Step 8: Pin the top of the curtain where you want your tabs so they are evenly spaced.  This can be some tricky math depending on the width of your curtain (measure it - you lost a little width with hem allowances) and how many tabs you chose to use.  If you are using 7 as I did, here is the no-math method I used to evenly space the tabs.  I used one for each end (easy enough to find), then folded the curtain in half and pinned the center.  I then took one side and folded the edge in about 1/3 of the way to the center pin and then folded it over again, the rest of the way to the center pin.  By tugging, you can get an even thirds fold.  Pin both thirds marks.  Fold the curtain in half again, and use the same thirds marks on the other side.  Voila! 7 tab markings!

Step 8: Open up the hem on the top of the curtain and at each marking, pin a tab.  The raw ends of the tab should face in to the fold, and the loop of the tab should be sticking out beyond the fabric edge.

Stitch over the ends of the tabs to hold them in place.

Sew the top hem for the curtain.  "Oh no!" you say.  "My tabs are now sticking down. How awful!"  Before you reach for the seam ripper, read on.  This is how it is supposed to go. :-)

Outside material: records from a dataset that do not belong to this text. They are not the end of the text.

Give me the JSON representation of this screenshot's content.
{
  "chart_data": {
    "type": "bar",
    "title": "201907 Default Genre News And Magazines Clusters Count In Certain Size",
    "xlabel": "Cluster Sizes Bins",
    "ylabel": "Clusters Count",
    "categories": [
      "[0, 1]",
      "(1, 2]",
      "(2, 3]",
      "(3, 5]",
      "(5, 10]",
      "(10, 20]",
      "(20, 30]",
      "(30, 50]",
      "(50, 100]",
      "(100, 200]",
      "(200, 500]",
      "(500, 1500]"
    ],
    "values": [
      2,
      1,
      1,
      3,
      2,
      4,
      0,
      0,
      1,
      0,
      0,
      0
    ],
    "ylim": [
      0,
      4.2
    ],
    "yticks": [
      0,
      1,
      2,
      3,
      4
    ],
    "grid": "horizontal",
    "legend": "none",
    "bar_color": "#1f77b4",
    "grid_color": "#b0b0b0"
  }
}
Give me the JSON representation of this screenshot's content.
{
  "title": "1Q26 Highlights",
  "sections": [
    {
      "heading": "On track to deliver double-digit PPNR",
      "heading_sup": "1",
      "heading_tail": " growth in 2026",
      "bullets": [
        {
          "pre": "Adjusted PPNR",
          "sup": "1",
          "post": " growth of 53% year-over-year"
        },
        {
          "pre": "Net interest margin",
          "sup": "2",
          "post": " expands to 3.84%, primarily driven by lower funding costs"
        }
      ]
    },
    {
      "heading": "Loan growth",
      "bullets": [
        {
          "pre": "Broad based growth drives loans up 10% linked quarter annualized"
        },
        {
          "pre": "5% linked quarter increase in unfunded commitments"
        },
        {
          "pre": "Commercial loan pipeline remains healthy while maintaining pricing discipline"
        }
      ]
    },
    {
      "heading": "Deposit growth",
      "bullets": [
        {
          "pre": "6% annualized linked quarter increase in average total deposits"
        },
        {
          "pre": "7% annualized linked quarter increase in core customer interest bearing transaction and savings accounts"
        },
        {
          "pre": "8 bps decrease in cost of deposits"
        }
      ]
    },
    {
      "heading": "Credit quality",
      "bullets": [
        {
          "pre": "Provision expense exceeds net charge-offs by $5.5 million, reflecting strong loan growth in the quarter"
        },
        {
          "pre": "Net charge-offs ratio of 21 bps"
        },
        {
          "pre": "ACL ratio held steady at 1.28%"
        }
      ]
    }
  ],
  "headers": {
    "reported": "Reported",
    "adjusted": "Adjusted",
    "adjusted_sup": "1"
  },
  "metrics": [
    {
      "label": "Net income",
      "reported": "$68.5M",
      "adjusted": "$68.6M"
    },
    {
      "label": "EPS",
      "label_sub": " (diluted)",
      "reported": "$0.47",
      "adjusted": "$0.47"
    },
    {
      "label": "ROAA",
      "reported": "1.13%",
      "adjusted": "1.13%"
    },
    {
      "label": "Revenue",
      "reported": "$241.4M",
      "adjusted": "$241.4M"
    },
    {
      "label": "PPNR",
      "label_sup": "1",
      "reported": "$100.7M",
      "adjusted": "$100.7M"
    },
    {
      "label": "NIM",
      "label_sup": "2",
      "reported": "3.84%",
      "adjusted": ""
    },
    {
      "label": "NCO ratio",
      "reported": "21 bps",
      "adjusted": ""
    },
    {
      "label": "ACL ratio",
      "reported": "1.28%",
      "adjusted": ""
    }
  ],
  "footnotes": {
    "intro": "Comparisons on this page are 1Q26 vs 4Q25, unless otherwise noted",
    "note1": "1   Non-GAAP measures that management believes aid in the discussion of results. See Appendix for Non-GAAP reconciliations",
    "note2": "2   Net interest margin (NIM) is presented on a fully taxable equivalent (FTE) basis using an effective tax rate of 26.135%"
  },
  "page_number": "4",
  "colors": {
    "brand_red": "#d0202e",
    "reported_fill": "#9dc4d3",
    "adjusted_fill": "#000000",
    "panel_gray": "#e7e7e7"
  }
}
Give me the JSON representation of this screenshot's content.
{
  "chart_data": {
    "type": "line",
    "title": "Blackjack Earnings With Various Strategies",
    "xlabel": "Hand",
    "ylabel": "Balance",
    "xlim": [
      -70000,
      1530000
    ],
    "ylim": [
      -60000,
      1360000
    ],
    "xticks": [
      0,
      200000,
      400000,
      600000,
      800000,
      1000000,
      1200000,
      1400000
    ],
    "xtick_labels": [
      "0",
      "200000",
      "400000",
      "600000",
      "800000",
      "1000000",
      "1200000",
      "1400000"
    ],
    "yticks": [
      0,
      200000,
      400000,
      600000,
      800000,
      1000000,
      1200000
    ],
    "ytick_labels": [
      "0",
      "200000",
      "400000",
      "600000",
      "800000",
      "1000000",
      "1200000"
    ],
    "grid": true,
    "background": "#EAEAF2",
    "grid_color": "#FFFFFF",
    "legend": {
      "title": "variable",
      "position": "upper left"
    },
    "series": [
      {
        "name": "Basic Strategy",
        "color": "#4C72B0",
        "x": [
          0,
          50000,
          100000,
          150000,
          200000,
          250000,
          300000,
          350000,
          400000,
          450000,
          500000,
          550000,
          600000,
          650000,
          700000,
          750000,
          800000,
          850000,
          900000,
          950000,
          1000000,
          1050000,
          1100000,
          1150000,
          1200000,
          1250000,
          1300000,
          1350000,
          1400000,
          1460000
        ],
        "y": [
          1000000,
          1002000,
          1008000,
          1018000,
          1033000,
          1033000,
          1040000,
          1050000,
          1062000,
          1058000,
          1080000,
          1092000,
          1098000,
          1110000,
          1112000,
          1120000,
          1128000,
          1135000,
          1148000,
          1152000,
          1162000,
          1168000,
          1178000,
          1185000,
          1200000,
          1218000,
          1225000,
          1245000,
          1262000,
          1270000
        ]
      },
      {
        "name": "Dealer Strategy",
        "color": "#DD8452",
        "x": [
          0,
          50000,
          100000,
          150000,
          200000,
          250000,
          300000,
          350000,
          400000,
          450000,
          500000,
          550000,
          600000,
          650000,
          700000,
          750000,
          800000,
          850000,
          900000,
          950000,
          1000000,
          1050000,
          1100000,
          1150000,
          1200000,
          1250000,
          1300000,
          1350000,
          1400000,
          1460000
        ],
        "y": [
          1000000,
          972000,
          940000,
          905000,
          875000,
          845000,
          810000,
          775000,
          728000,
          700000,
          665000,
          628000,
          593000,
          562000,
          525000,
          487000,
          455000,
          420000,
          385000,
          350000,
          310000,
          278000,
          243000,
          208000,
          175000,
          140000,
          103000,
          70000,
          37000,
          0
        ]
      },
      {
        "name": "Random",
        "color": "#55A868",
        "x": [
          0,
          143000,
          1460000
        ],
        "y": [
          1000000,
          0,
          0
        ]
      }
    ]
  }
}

Step 9: For each tab, do the following:

a) Fold the tab up so the loop extends beyond the edge of the curtain.  Make sure it is going straight up and not at an angle.  Press if necessary/desired.  

b) To reinforce each tab, stitch a rectangle with an x in it inside the tab part that is in the hem allowance.  I call this a "barn door" because it looks like the x on a barn door to me. Stitch across the top of the tab, down the side, across the bottom, up the side, diagonally to the bottom corner, across the bottom again, and diagonally to the top and off the fabric (see illustration).  Do all this without breaking stitching.  To avoid breaking stitching, when you get close to the end of a line of stitching, use the hand wheel to advance the needle all the way down in the last stitch.  Lift the presser foot and rotate the fabric to stitch the next line.  Put the presser foot back down and stitch the line. At the end of that line, repeat the process.  Be sure to keep excess fabric out of the way of the needle.  Remember that you can rotate the fabric in any direction.  Sounds silly, but I catch myself doing it all the time and bunching up the fabric for no reason!   

c) Clip the thread ends and move on to the next tab.  When all tabs are complete, you are done!

You are now finished!  Your tabs are reinforced and strong and should not rip out of the fabric this way.  It may seem like a little overkill, and it kind of is, but I am obsessed with the durability of things I make and I hate repairing items.  Just ask Hubby.  I have a whole box of things that need mending that have been sitting there for months.  Okay, years.  Some only need a button sewn on.  Seriously.  The lazy crafter that I am...  

Anyway, there you have it!  A simple yet elegant solution to all your window covering needs (and shower curtains and closet covers).  And all it costs is the yardage of fabric.  The one I made came from bargain bin stuff at Walmart.  You know, the 5 yds for $5 bolts of stuff?  Yeah.  Nasty to wear, great to curtain with!  I think this thing cost me $2 to make.  Wow....

One last note - if you really are making a shower curtain, consider not using tabs.  Instead, finish the top edge with a wide hem and put in large eyelets.  That way you can clip it on to your shower curtain rings along with the liner.  Hmm... another how to perhaps... Happy Sewing!